Чем дальше шло дело к поправке, тем я становился капризнее. Мне было стыдно, но я не мог отказывать себе больше в единственной злобной радости отшвырнуть какую-нибудь раздражавшую меня и не повиновавшуюся мне вещь: подушку, которая плохо укладывалась под головой, тарелку супа, оказавшегося чересчур горячим или невкусным, книгу. А после плакать бессильными слезами от нестерпимой и глубокой обиды на этот заговор вещей. Сестра прекрасно понимала мое состояние. Она кротко заменяла мне фарфоровые тарелки металлическими, эмалированными, догадываясь даже о том, в чем сам я никогда бы не сознался: что виноват не суп, а то, что она его поставила и сама отошла, вместо того чтобы покормить меня с ложечки, как бывало все эти два месяца, и значит, нарушаются те правила взаимоприсмотра, которые были такими спасительными для нас обоих все это долгое и мучительное время. И как только она меня предоставляла себе, я снова швырял в свое удовольствие эти эмалированные тарелки, хотя это и было не так эффектно. Впрочем, мое раздраженное отчаяние никогда не было направлено прямо на нее. С ней я всегда был ласков и нежен, часто, заливаясь слезами, просил у нее прощения, утверждая, что оба мы с ней никак не виноваты, если вещи вокруг все такие мерзкие и только и делают, что ждут случая чем-нибудь досадить. Мое несносное умоисступление почти радовало ее, потому что утверждало мое выздоровление, которое упрочивалось с каждым днем…

Наконец я стал с ее помощью надевать валенки, вставать, а после, держась за стулья, совершать первые прогулки по комнате. Подсохли мои самые упорные и мучительные язвы. Я начал понемногу сам умываться, читать, и она вздохнула свободнее. Первый большой выход на улицу привел нас в монастырь, где Вера служила благодарственный молебен. Путь туда и обратно был для меня очень мучителен. На холоде сине-багровые пятна, покрывавшие кожу, расцветали еще ярче, и перспектива встреч со знакомыми ужасала меня до глубины души. Это не было кокетством, но кому же приятно видеть, как даже незнакомые встречные шарахаются, провожают нас взглядом и, сокрушенно качая головами, судачат о загубленной доле? А мой вид вызывал у новоторжских кумушек только такую реакцию.
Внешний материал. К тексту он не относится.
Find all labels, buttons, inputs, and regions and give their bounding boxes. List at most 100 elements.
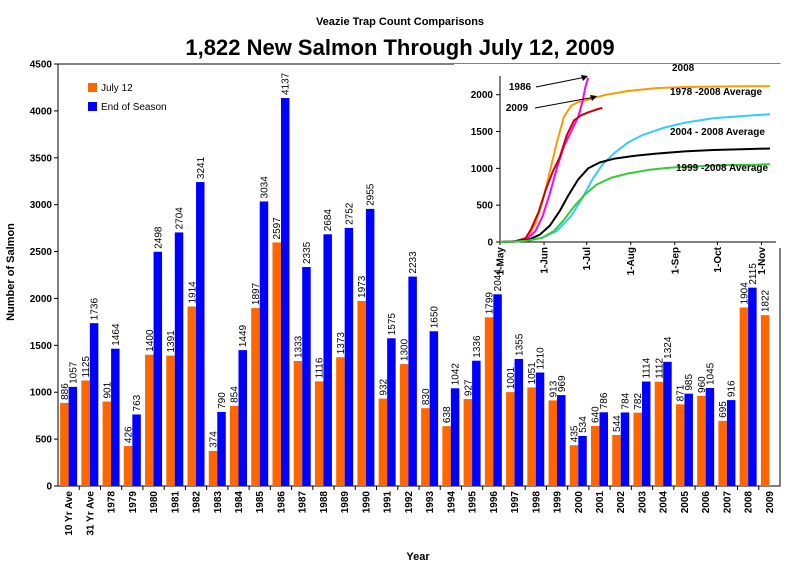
bar-july-12-1980: [145, 354, 154, 486]
data-label-end-of-season-1998: 1210: [536, 347, 547, 370]
x-tick-label-1995: 1995: [468, 491, 479, 514]
inset-y-tick-label: 0: [487, 238, 493, 249]
data-label-july-12-1986: 2597: [272, 217, 283, 240]
bar-end-of-season-1981: [174, 232, 184, 486]
x-tick-label-1994: 1994: [446, 491, 457, 514]
bar-end-of-season-1992: [408, 276, 417, 486]
legend-swatch-end-of-season: [88, 102, 97, 111]
bar-end-of-season-1984: [238, 350, 247, 486]
data-label-july-12-1990: 1973: [357, 275, 368, 298]
y-tick-label: 1500: [30, 341, 53, 352]
bar-july-12-1992: [399, 364, 409, 486]
bar-july-12-2005: [675, 404, 685, 486]
data-label-end-of-season-1985: 3034: [259, 176, 270, 199]
x-tick-label-31-yr-ave: 31 Yr Ave: [85, 491, 96, 536]
bar-july-12-10-yr-ave: [60, 402, 69, 486]
bar-end-of-season-1979: [132, 414, 141, 486]
inset-label-2004-2008-average: 2004 - 2008 Average: [670, 127, 765, 138]
x-tick-label-1983: 1983: [213, 491, 224, 514]
data-label-end-of-season-2001: 786: [599, 392, 610, 409]
inset-y-tick-label: 1000: [471, 164, 494, 175]
bar-july-12-1994: [442, 426, 451, 486]
x-tick-label-2001: 2001: [595, 491, 606, 514]
inset-x-tick-label-1-sep: 1-Sep: [670, 247, 681, 274]
x-tick-label-10-yr-ave: 10 Yr Ave: [64, 491, 75, 536]
x-tick-label-1980: 1980: [149, 491, 160, 514]
x-tick-label-1978: 1978: [107, 491, 118, 514]
bar-end-of-season-10-yr-ave: [68, 386, 78, 486]
data-label-end-of-season-2003: 1114: [642, 357, 653, 378]
inset-series-2009: [499, 106, 603, 243]
data-label-july-12-2004: 1112: [654, 358, 665, 379]
data-label-july-12-1981: 1391: [166, 330, 177, 353]
y-axis-label: Number of Salmon: [5, 223, 17, 321]
data-label-end-of-season-1984: 1449: [238, 324, 249, 347]
data-label-end-of-season-1992: 2233: [408, 251, 419, 274]
data-label-end-of-season-2000: 534: [578, 416, 589, 433]
inset-x-tick-label-1-nov: 1-Nov: [757, 247, 768, 275]
chart-title: 1,822 New Salmon Through July 12, 2009: [185, 35, 614, 60]
bar-july-12-2007: [718, 420, 727, 486]
chart-suptitle: Veazie Trap Count Comparisons: [316, 16, 484, 28]
inset-series-2008: [499, 85, 770, 243]
bar-july-12-1985: [251, 308, 260, 486]
inset-arrow-2009: [534, 96, 596, 109]
bar-july-12-31-yr-ave: [81, 380, 90, 486]
bar-july-12-1997: [506, 392, 515, 486]
y-tick-label: 1000: [30, 388, 53, 399]
bar-end-of-season-2006: [705, 388, 715, 486]
bar-end-of-season-31-yr-ave: [89, 323, 99, 486]
data-label-end-of-season-1988: 2684: [323, 209, 334, 232]
y-tick-label: 4500: [30, 60, 53, 71]
data-label-july-12-1996: 1799: [485, 292, 496, 315]
inset-arrow-1986: [535, 76, 587, 88]
x-tick-label-1998: 1998: [531, 491, 542, 514]
x-tick-label-1990: 1990: [361, 491, 372, 514]
y-tick-label: 2500: [30, 247, 53, 258]
inset-x-tick-label-1-jul: 1-Jul: [582, 247, 593, 271]
x-tick-label-1997: 1997: [510, 491, 521, 514]
bar-end-of-season-1993: [429, 331, 439, 486]
inset-x-tick-label-1-may: 1-May: [496, 247, 507, 276]
bar-july-12-1981: [166, 355, 175, 486]
bar-end-of-season-1999: [557, 395, 566, 486]
data-label-july-12-31-yr-ave: 1125: [81, 356, 92, 378]
bar-july-12-1993: [421, 408, 430, 486]
bar-end-of-season-1996: [493, 294, 502, 486]
inset-y-tick-label: 2000: [471, 90, 494, 101]
x-tick-label-2005: 2005: [680, 491, 691, 514]
data-label-end-of-season-1980: 2498: [153, 226, 164, 249]
y-tick-label: 4000: [30, 106, 53, 117]
data-label-end-of-season-1987: 2335: [302, 241, 313, 264]
bar-end-of-season-1995: [472, 360, 481, 486]
data-label-end-of-season-1995: 1336: [472, 335, 483, 358]
bar-end-of-season-1988: [323, 234, 332, 486]
bar-end-of-season-2005: [684, 393, 693, 486]
inset-series-1999-2008-average: [499, 163, 771, 243]
bar-end-of-season-1986: [280, 98, 290, 487]
inset-y-tick-label: 500: [476, 201, 493, 212]
inset-background: [454, 64, 782, 248]
data-label-july-12-1980: 1400: [145, 329, 156, 352]
bar-end-of-season-2008: [748, 287, 757, 486]
data-label-end-of-season-1990: 2955: [366, 183, 377, 206]
inset-arrowhead-2009: [590, 95, 597, 101]
data-label-july-12-1993: 830: [421, 388, 432, 405]
inset-line-chart: 0 500 1000 1500 2000 1-May 1-Jun 1-Jul 1-Aug 1-Se…: [454, 63, 782, 275]
inset-plot: 0 500 1000 1500 2000 1-May 1-Jun 1-Jul 1-Aug 1-Se…: [471, 76, 776, 275]
x-tick-label-1993: 1993: [425, 491, 436, 514]
bar-july-12-2000: [569, 445, 579, 486]
x-tick-label-1981: 1981: [170, 491, 181, 514]
bar-end-of-season-1989: [344, 227, 354, 486]
bar-july-12-2008: [739, 307, 749, 486]
data-label-july-12-1997: 1001: [506, 366, 517, 389]
data-label-july-12-1987: 1333: [293, 335, 304, 358]
data-label-end-of-season-1997: 1355: [514, 333, 525, 356]
inset-label-1986: 1986: [509, 82, 532, 93]
data-label-july-12-1983: 374: [209, 431, 220, 448]
bar-july-12-2002: [612, 434, 621, 486]
bar-end-of-season-1998: [535, 372, 545, 486]
inset-y-tick-label: 1500: [471, 127, 494, 138]
bar-july-12-1999: [548, 400, 558, 486]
Все на свете проходит. Тускнели на моем лице и эти злополучные пятна. Одновременно приходила привычка не обращать внимания на всплески рук и лицемерно соболезнующие расспросы. Перед Верой снова раскрылись двери родственников и знакомых, и она, вначале все же немного задетая их трусливым отчуждением, восстановила старые знакомства. Вокруг — в солнечных лучах, птичьем щебете и журчанье мутных ручейков, сбежавших со всех холмов и берегов в реку, праздновала свой приход весна. С неба лились мерные и торжественные великопостные звоны. Жизнь продолжалась…

Глава IX

Медленный летний день клонится к вечеру. Более пологими стали солнечные лучи. Пролетая между монастырскими башнями, бьют они с того берега прямо в глубину комнаты, где, лежа животом на диване и отбиваясь задранными ногами от мух, я читаю книгу. За открытым окном неподвижно висят на ветвях серые, отяжелевшие от пыли листья сирени. Шум и оживление на реке, с шлепаньем рук и ног по воде, булькающими воплями мальчишек «Тану!» и захлебывающимся клекотом, немного утихли. Зато стало слышнее многое другое. На соседнем дворе тетя Катя скликает своих цыплят. Издалека, с футбольного поля, доносятся звуки духового оркестра, а может быть, это из городского сада?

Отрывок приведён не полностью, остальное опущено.